Worldwide, poverty and poor health are consistently linked. Diseases of poverty are not high on the global research agenda and tend to be neglected, but they are an enormous problem in the developing world.
One such disease is schistosomiasis, or bilharzia, caused by parasitic worms. Infestation happens when parasites released by certain types of freshwater snails come in contact with the skin or are swallowed. It’s second only to malaria in having the most devastating socioeconomic impact on communities.
The World Health Organisation estimates that at least 90% of people who need treatment for schistosomiasis live in Africa. Although it can be treated with cheap drugs, treatment does not prevent reinfection, and there is no vaccine available. Aside from having a severe impact on patients’ quality of life, this debilitating disease can lead to death when eggs remain lodged in the liver and other tissues such as the kidneys.
A researcher who is committed to the challenge of finding ways to help patients overcome the disease is Dr Hlumani Ndlovu, a lecturer in the Division of Chemical and Systems Biology at University of Cape Town. He and his team are working to develop a vaccine to eradicate bilharzia, investigating the immuno-biology of the disease using animal models to mimic infection in humans.
“There is an urgent need to understand the immuno-biology of schistosomiasis to facilitate the development of effective vaccines,” says Ndlovu. “The study was designed to contribute knowledge to address this important challenge. Our vision is to use the knowledge gained from the study to develop a solution that will boost the host’s B cell responses during chronic schistosomiasis to limit tissue pathology, particularly in the liver. This work will be undertaken using non-human primates that closely resemble humans. Efforts to secure funds to continue with our work are ongoing.”
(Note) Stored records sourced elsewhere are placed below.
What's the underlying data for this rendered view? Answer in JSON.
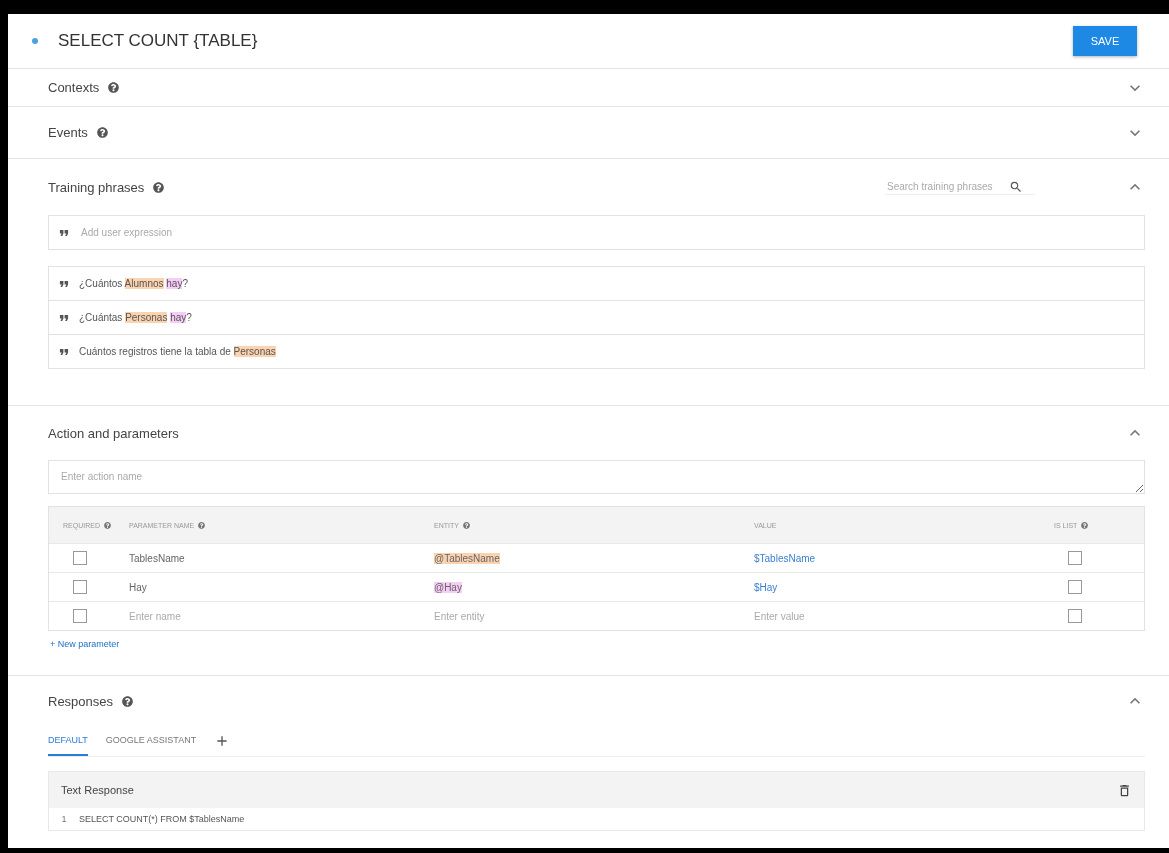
{
  "header": {
    "title": "SELECT COUNT {TABLE}",
    "save": "SAVE"
  },
  "contexts": {
    "title": "Contexts",
    "help": true,
    "expanded": false
  },
  "events": {
    "title": "Events",
    "help": true,
    "expanded": false
  },
  "training_phrases": {
    "title": "Training phrases",
    "help": true,
    "expanded": true,
    "search": {
      "placeholder": "Search training phrases"
    },
    "add": {
      "placeholder": "Add user expression"
    },
    "phrases": [
      {
        "parts": [
          {
            "text": "¿Cuántos "
          },
          {
            "text": "Alumnos",
            "color": "#fcd3b0"
          },
          {
            "text": "hay",
            "color": "#f6cdf6",
            "space_before": true
          },
          {
            "text": "?"
          }
        ]
      },
      {
        "parts": [
          {
            "text": "¿Cuántas "
          },
          {
            "text": "Personas",
            "color": "#fcd3b0"
          },
          {
            "text": "hay",
            "color": "#f6cdf6",
            "space_before": true
          },
          {
            "text": "?"
          }
        ]
      },
      {
        "parts": [
          {
            "text": "Cuántos registros tiene la tabla de "
          },
          {
            "text": "Personas",
            "color": "#fcd3b0"
          }
        ]
      }
    ]
  },
  "action": {
    "title": "Action and parameters",
    "help": false,
    "expanded": true,
    "action_name": {
      "placeholder": "Enter action name"
    },
    "columns": [
      {
        "label": "REQUIRED",
        "help": true
      },
      {
        "label": "PARAMETER NAME",
        "help": true
      },
      {
        "label": "ENTITY",
        "help": true
      },
      {
        "label": "VALUE",
        "help": false
      },
      {
        "label": "IS LIST",
        "help": true
      }
    ],
    "rows": [
      {
        "required": false,
        "name": "TablesName",
        "entity": {
          "text": "@TablesName",
          "color": "#fcd3b0"
        },
        "value": "$TablesName",
        "is_list": false
      },
      {
        "required": false,
        "name": "Hay",
        "entity": {
          "text": "@Hay",
          "color": "#f6cdf6"
        },
        "value": "$Hay",
        "is_list": false
      },
      {
        "required": false,
        "name_placeholder": "Enter name",
        "entity_placeholder": "Enter entity",
        "value_placeholder": "Enter value",
        "is_list": false
      }
    ],
    "new_parameter": "+ New parameter"
  },
  "responses": {
    "title": "Responses",
    "help": true,
    "expanded": true,
    "tabs": [
      {
        "label": "DEFAULT",
        "selected": true
      },
      {
        "label": "GOOGLE ASSISTANT",
        "selected": false
      }
    ],
    "card": {
      "title": "Text Response",
      "lines": [
        {
          "number": "1",
          "text": "SELECT COUNT(*) FROM $TablesName"
        }
      ]
    }
  }
}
This research could lead to the identification of candidate proteins or immune factors as targets for host-directed therapies to help combat liver fibrosis, which can lead to cirrhosis, liver failure, liver cancer and ultimately death.
Developing host-directed therapies would be game-changing for patients with chronic schistosomiasis, and can greatly improve their quality of life. Ndlovu’s studies have contributed immensely in the identification of immunological mechanisms and cellular subsets that can either be augmented or attenuated to control inflammatory tissue pathology, a response triggered by damage to living tissues.
Host-directed therapy acts via a host-mediated response to the pathogen rather than acting directly on it, like traditional antibiotics. It can change the local environment in which the pathogen exists to make it less favourable, stopping it from replicating. This would carry huge socioeconomic benefits and reduce the burden of disease in the developing world.
“Because schistosomiasis is a water-borne disease, developing a vaccine would have significant social and economic benefits,” he says. In addition to improving health, it would allow local communities to fish more freely, thereby contributing to the alleviation of poverty. It could also allow communities to offer water sports that could boost tourism in endemic countries.”